Measurement-induced quantum phases realized in a trapped-ion quantum computer

• Published in: Nature physics Vol. 18; no. 7; pp. 760 - 764
• Main Authors: Noel, Crystal, Niroula, Pradeep, Zhu, Daiwei, Risinger, Andrew, Egan, Laird, Biswas, Debopriyo, Cetina, Marko, Gorshkov, Alexey V., Gullans, Michael J., Huse, David A., Monroe, Christopher
• Format: Journal Article
• Language: English
• Published: London Nature Publishing Group UK 01.07.2022; Nature Publishing Group; Nature Publishing Group (NPG)

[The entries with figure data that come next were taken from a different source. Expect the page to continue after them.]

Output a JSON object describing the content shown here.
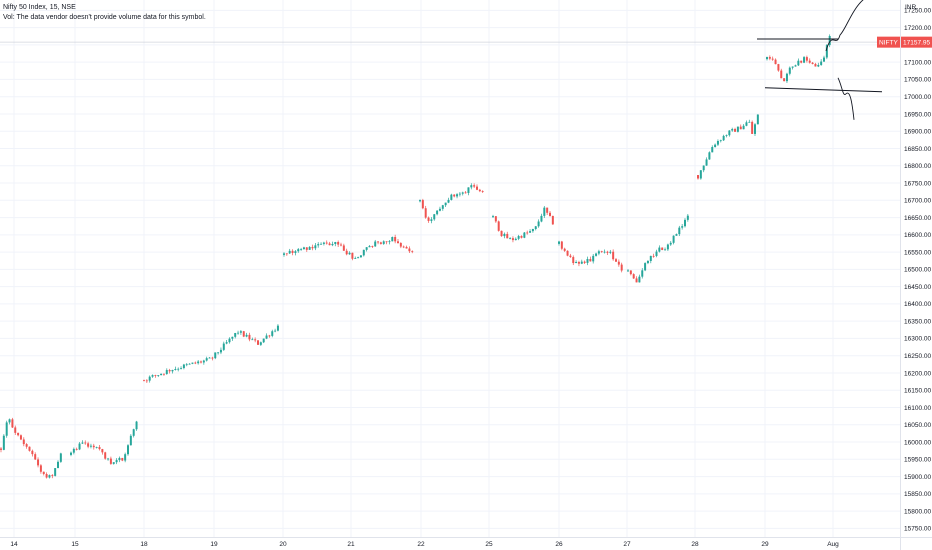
{
  "header": {
    "title": "Nifty 50 Index, 15, NSE",
    "volume_note": "Vol: The data vendor doesn't provide volume data for this symbol."
  },
  "chart_data": {
    "type": "candlestick",
    "currency": "INR",
    "symbol": "NIFTY",
    "last_price": "17157.95",
    "ylim": [
      15725,
      17280
    ],
    "y_ticks": [
      "15750.00",
      "15800.00",
      "15850.00",
      "15900.00",
      "15950.00",
      "16000.00",
      "16050.00",
      "16100.00",
      "16150.00",
      "16200.00",
      "16250.00",
      "16300.00",
      "16350.00",
      "16400.00",
      "16450.00",
      "16500.00",
      "16550.00",
      "16600.00",
      "16650.00",
      "16700.00",
      "16750.00",
      "16800.00",
      "16850.00",
      "16900.00",
      "16950.00",
      "17000.00",
      "17050.00",
      "17100.00",
      "17150.00",
      "17200.00",
      "17250.00"
    ],
    "x_labels": [
      "14",
      "15",
      "18",
      "19",
      "20",
      "21",
      "22",
      "25",
      "26",
      "27",
      "28",
      "29",
      "Aug"
    ],
    "colors": {
      "up": "#26a69a",
      "down": "#ef5350",
      "badge": "#f0524f",
      "grid": "#f0f3fa",
      "drawing": "#131722"
    },
    "segments": [
      {
        "label": "14",
        "anchors": [
          [
            0,
            15980
          ],
          [
            0.12,
            16070
          ],
          [
            0.3,
            16010
          ],
          [
            0.5,
            15975
          ],
          [
            0.7,
            15905
          ],
          [
            0.85,
            15900
          ],
          [
            1,
            15970
          ]
        ]
      },
      {
        "label": "15",
        "anchors": [
          [
            0,
            15965
          ],
          [
            0.15,
            16000
          ],
          [
            0.4,
            15985
          ],
          [
            0.6,
            15940
          ],
          [
            0.8,
            15950
          ],
          [
            1,
            16060
          ]
        ]
      },
      {
        "label": "18",
        "anchors": [
          [
            0,
            16180
          ],
          [
            0.2,
            16210
          ],
          [
            0.5,
            16240
          ],
          [
            0.7,
            16320
          ],
          [
            0.85,
            16285
          ],
          [
            1,
            16335
          ]
        ]
      },
      {
        "label": "20",
        "anchors": [
          [
            0,
            16545
          ],
          [
            0.2,
            16565
          ],
          [
            0.4,
            16580
          ],
          [
            0.55,
            16530
          ],
          [
            0.7,
            16575
          ],
          [
            0.85,
            16590
          ],
          [
            1,
            16545
          ]
        ]
      },
      {
        "label": "22",
        "anchors": [
          [
            0,
            16700
          ],
          [
            0.1,
            16640
          ],
          [
            0.2,
            16645
          ],
          [
            0.35,
            16690
          ],
          [
            0.5,
            16710
          ],
          [
            0.7,
            16720
          ],
          [
            0.8,
            16745
          ],
          [
            1,
            16730
          ]
        ]
      },
      {
        "label": "25",
        "anchors": [
          [
            0,
            16650
          ],
          [
            0.15,
            16600
          ],
          [
            0.3,
            16585
          ],
          [
            0.5,
            16600
          ],
          [
            0.7,
            16615
          ],
          [
            0.85,
            16675
          ],
          [
            1,
            16635
          ]
        ]
      },
      {
        "label": "26",
        "anchors": [
          [
            0,
            16575
          ],
          [
            0.2,
            16525
          ],
          [
            0.4,
            16515
          ],
          [
            0.6,
            16545
          ],
          [
            0.8,
            16550
          ],
          [
            1,
            16500
          ]
        ]
      },
      {
        "label": "27",
        "anchors": [
          [
            0,
            16500
          ],
          [
            0.15,
            16460
          ],
          [
            0.3,
            16520
          ],
          [
            0.5,
            16555
          ],
          [
            0.65,
            16565
          ],
          [
            0.8,
            16600
          ],
          [
            1,
            16650
          ]
        ]
      },
      {
        "label": "28",
        "anchors": [
          [
            0,
            16770
          ],
          [
            0.25,
            16860
          ],
          [
            0.5,
            16895
          ],
          [
            0.7,
            16910
          ],
          [
            0.85,
            16930
          ],
          [
            0.9,
            16890
          ],
          [
            1,
            16945
          ]
        ]
      },
      {
        "label": "29",
        "anchors": [
          [
            0,
            17110
          ],
          [
            0.15,
            17100
          ],
          [
            0.25,
            17045
          ],
          [
            0.4,
            17090
          ],
          [
            0.6,
            17110
          ],
          [
            0.8,
            17085
          ],
          [
            0.9,
            17110
          ],
          [
            1,
            17180
          ]
        ]
      }
    ],
    "annotations": {
      "upper_line": 17167,
      "lower_line": 17020
    }
  }
}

• Subjects: 639/766/119/2795; 639/766/483/481; Atomic; Circuits; Classical and Continuum Physics; Complex Systems; Condensed Matter Physics; Critical point; Error correction; Fault tolerance; Initial conditions; Letter; Mathematical and Computational Physics; Molecular; Optical and Plasma Physics; Phase transitions; Phases; Physics; Physics and Astronomy; Purification; Quantum computers; Quantum computing; Theoretical
• ISSN: 1745-2473; 1745-2481
• DOI: 10.1038/s41567-022-01619-7

Many-body open quantum systems balance internal dynamics against decoherence and measurements induced by interactions with an environment 1 , 2 . Quantum circuits composed of random unitary gates with interspersed projective measurements represent a minimal model to study the balance between unitary dynamics and measurement processes 3 – 5 . As the measurement rate is varied, a purification phase transition is predicted to emerge at a critical point akin to a fault-tolerant threshold 6 . Here we explore this purification transition with random quantum circuits implemented on a trapped-ion quantum computer. We probe the pure phase, where the system is rapidly projected to a pure state conditioned on the measurement outcomes, and the mixed or coding phase, where the initial state becomes partially encoded into a quantum error correcting codespace that keeps the memory of initial conditions for long times 6 , 7 . We find experimental evidence of the two phases and show numerically that, with modest system scaling, critical properties of the transition emerge. Many-body open quantum systems are predicted to undergo a phase transition towards a pure state through frequent projective measurements. The phases separated by this transition have now been observed with random circuits on a trapped-ion computer.